As a hospital medicine physician, Dr. Muniyappa provides direct care on a variety of inpatient medicine services and teaches and supervises residents and medical students at UCSF Parnassus Hospital.
As a clinical informaticist, Dr. Muniyappa leads several initiatives to improve care delivery and enhance workflow using informatics tools, with a focus on transitions of care, population health, and quality. He is leading the development of EHR-based clinical decision support and workflows to facilitate billing of Transitional Care Management codes to improve post-discharge quality of care, reduce readmission, and increase revenue. He is also leading development of a pathway to enable post-discharge follow-up in the UCSF Screening and Acute Care Clinic for patients who do not have PCPs or cannot see their PCPs in a timely manner to improve safe and appropriate post-discharge follow-up. He is leading education and evaluation of LLM use cases in population health and is involved in evaluating the feasibility of multiple AI-based risk-prediction models.

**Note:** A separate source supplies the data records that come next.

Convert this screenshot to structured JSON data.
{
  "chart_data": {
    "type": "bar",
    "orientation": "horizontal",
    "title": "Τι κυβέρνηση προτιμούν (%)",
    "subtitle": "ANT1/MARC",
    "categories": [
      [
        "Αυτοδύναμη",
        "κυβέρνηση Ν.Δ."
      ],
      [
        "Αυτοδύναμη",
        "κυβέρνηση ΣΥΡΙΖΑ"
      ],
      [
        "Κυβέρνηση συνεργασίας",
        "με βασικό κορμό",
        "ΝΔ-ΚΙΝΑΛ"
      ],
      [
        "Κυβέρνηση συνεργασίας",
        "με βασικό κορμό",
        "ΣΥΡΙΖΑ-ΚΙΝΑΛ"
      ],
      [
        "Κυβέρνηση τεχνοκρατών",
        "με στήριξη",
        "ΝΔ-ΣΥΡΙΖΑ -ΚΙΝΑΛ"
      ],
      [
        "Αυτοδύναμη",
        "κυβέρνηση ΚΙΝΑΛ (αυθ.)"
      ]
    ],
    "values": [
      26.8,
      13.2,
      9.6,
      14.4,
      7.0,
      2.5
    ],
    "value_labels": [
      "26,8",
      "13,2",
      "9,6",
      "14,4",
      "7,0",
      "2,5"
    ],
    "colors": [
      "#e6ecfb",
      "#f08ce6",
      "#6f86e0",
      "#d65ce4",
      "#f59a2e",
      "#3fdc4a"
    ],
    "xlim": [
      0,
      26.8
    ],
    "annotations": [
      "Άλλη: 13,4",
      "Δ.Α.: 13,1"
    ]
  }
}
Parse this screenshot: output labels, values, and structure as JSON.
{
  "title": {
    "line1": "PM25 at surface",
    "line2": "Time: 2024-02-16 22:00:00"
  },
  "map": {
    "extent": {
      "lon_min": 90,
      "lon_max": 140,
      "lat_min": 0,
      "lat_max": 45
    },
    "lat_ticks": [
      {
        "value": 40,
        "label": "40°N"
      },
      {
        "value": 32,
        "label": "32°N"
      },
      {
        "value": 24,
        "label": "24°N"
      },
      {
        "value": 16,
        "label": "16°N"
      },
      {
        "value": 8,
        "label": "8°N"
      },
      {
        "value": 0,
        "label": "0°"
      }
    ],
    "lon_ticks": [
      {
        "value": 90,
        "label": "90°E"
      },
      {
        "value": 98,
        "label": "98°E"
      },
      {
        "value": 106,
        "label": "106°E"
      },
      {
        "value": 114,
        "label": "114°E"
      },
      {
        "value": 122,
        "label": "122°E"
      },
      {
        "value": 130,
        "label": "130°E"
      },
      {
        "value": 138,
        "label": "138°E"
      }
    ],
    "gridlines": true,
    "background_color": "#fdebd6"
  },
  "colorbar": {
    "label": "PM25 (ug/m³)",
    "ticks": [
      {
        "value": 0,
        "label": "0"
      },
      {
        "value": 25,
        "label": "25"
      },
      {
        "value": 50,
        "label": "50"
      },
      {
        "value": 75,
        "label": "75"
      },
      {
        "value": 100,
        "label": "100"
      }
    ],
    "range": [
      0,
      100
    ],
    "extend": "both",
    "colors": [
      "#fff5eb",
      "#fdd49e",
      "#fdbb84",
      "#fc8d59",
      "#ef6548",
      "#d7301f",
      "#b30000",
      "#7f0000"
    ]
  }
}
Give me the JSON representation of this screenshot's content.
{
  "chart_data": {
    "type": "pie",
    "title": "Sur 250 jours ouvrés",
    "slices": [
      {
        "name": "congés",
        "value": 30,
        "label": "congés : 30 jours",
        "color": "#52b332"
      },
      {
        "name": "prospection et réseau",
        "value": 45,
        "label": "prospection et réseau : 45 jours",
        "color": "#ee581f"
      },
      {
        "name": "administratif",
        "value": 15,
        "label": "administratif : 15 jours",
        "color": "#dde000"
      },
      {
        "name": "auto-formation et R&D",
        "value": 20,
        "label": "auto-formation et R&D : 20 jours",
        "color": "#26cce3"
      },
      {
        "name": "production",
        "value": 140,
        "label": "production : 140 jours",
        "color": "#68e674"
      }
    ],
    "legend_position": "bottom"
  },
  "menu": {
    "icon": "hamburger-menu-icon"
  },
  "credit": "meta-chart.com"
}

Additionally, he is co-leading the development of a Lab Stewardship Program at UCSF, which is supported by a UCSF Caring Wisely grant. He is Clarity certified with skills in SQL, R, and Tableau for data extraction, analytics, and visualization, and is the Cardiology lead in the Department of Medicine Data Core. He also educates and mentors residents and fellows as an Associate Director for the UCSF GME Clinical Informatics and Data Science pathway and as faculty for the UCSF Clinical Informatics Fellowship program.
Dr. Muniyappa received his bachelor’s degree in Public Health and a master’s degree in Health a Medical Science, focused on digital health solutions to improve quality of care in low-resource settings, from UC Berkeley. He received his medical degree from UCSF, and completed Internal Medicine Residency and Clinical Informatics Fellowship at UCSF.